Of course there are some risks involved and stablecoins are not FDIC insured, but these are the choices we are forced to make thanks to financial repression. Banks don’t pay 6% on savings accounts like they used to.

Digital Assets

I have replaced long-term bonds with digital assets. This is by far the most controversial change to the permanent portfolio. Digital asset could not be more different from long-term bonds, but in my opinion government bonds are un-investable at the current yields. Also, I don’t believe that yields can go up very much given how high the debt level is, so I don’t have much interest in bonds.

Digital assets are the future. Some day all the stocks you buy will be tokenized, your house may even be tokenized and your proof of ownership will be recorded on th blockchain, so you might as well start buying some digital assets now. Again, you can make this as complicated or as easy as you would like. You can buy Bitcoin and call it a day. Or you can buy Bitcoin and Ethereum and that will probably be just fine.
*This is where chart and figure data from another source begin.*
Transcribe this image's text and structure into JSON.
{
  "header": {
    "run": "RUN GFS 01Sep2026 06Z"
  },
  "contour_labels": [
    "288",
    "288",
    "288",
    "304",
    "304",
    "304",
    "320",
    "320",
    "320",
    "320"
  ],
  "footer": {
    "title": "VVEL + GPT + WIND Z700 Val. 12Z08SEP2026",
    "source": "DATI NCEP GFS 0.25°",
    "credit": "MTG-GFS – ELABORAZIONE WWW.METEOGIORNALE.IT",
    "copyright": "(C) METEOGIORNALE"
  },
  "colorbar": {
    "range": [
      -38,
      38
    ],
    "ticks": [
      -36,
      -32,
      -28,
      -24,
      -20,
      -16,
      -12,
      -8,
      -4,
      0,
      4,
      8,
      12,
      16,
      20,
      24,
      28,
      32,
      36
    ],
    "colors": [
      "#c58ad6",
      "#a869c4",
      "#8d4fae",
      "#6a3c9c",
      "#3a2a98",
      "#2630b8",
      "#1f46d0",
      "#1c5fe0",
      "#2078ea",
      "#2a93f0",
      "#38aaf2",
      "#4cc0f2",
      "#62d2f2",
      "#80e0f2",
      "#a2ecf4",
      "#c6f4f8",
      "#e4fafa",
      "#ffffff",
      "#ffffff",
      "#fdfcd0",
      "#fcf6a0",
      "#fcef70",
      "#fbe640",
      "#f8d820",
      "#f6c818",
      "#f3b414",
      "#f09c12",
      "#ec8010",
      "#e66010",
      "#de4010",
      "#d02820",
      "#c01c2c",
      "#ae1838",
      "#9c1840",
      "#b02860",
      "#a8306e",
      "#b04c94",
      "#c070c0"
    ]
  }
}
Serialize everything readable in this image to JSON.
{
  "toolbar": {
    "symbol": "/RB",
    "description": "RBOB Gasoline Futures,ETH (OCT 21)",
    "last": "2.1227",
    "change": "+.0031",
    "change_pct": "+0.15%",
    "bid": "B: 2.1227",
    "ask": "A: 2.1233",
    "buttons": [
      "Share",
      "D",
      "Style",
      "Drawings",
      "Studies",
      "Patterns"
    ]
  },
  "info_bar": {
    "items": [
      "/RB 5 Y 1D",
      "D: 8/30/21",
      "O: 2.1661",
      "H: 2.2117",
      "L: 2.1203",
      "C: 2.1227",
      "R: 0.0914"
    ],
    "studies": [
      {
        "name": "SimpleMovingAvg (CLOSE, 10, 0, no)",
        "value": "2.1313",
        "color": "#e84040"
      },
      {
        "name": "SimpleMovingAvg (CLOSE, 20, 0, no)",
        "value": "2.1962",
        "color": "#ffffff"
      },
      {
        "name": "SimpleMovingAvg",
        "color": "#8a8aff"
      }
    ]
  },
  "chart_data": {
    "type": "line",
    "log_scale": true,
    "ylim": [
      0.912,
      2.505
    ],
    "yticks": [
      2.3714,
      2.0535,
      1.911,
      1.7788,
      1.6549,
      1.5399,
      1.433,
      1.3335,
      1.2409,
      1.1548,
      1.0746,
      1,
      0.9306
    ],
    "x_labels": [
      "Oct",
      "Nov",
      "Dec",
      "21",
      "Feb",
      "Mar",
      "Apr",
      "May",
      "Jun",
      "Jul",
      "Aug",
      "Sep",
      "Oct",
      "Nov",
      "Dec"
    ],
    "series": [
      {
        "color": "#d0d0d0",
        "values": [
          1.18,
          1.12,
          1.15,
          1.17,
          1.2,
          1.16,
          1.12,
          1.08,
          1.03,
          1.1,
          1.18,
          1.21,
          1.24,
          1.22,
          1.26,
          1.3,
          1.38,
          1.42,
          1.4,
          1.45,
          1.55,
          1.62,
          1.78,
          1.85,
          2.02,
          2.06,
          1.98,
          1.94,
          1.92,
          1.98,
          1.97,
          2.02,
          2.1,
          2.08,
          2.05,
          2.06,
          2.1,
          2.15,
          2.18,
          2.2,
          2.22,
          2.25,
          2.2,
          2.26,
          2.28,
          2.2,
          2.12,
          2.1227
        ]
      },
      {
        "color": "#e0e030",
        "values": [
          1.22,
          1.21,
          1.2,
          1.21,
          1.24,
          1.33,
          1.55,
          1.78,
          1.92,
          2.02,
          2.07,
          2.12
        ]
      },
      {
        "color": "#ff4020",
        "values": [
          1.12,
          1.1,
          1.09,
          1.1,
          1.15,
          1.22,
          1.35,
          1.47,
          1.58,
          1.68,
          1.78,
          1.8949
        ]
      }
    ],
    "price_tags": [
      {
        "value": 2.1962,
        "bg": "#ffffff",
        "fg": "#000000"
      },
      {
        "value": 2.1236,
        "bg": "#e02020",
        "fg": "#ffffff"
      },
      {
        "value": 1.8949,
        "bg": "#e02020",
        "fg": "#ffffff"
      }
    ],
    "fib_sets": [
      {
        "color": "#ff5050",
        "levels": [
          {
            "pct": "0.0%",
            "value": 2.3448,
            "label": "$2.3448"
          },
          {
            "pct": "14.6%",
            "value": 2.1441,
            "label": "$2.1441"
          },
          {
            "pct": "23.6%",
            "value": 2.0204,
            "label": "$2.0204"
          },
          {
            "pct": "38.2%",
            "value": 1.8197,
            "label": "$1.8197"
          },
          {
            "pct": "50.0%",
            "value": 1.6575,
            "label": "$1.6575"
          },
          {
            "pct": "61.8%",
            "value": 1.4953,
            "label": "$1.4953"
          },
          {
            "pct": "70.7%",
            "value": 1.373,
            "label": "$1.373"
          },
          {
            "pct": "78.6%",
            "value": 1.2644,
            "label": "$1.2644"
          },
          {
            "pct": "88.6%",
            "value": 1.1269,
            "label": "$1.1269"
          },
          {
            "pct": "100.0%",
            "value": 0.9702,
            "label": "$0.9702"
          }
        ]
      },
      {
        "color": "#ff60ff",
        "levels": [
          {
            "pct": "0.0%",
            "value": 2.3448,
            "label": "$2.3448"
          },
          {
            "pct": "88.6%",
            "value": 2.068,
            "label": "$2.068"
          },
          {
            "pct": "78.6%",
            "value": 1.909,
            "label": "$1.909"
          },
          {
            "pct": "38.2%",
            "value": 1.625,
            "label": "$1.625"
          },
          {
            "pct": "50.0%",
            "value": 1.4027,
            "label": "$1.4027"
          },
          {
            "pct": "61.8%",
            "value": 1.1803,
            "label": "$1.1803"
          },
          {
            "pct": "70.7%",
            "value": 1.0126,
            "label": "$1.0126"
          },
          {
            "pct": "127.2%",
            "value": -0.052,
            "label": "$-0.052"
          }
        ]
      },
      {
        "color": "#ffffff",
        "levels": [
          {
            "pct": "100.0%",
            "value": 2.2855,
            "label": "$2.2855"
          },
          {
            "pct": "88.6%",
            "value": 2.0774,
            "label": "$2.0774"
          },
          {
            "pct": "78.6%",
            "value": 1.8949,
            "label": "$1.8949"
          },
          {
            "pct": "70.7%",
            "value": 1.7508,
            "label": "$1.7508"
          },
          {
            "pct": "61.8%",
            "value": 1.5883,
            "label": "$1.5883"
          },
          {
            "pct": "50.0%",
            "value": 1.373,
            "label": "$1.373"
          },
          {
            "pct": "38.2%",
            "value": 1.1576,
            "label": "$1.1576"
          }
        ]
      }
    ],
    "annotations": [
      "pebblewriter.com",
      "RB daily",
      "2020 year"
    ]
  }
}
I like to dabble in smaller tokens as well, but the choice is yours.

Stocks

This one is probably the easiest and least controversial. Most people have come to realize that stocks are one of the best ways to achieve long-term capital appreciation. Harry Browne used the total US stock market, but you could just as easily use the S&P 500 and choose some inexpensive ETF. If you are more aggressive you could use the Nasdaq composite. Or you could diversify and add some emerging market exposure. The idea is simple, but you can, and probably should, add some complexity to it by being more diversified.

The weighting of 20% is probably too low, but keeping with the theme of being super simple I have kept it that way. Normally I would probably suggest 40% stocks by reducing the other categories slightly, but that would take away from the simplicity. Besides, by all traditional measures, the US stock market is overvalued at this time, so it may be safer to keep it at 20%.

Conclusion

I don’t think the Permanent Portfolio Redux is perfect, but I do think it is a good start and a good framework about thinking about your own portfolio. Feel free to move the allocation around to suite your risk tolerance. This is not financial advice and my allocation is not exactly in line with these weights, but I do use it as a frame of reference.

Disclaimer

These posts are for informational and educational purposes only and should not be construed as investment advice or a recommendation to buy or sell any tokens. In this series I am just outlining what I am doing to learn more about the crypto space. Just because I am comfortable doing this, that does not necessarily mean these activities are suitable for you. I have not received any compensation from any of the products or services mentioned herein. Please do your own research and stay skeptical. These markets are not normal.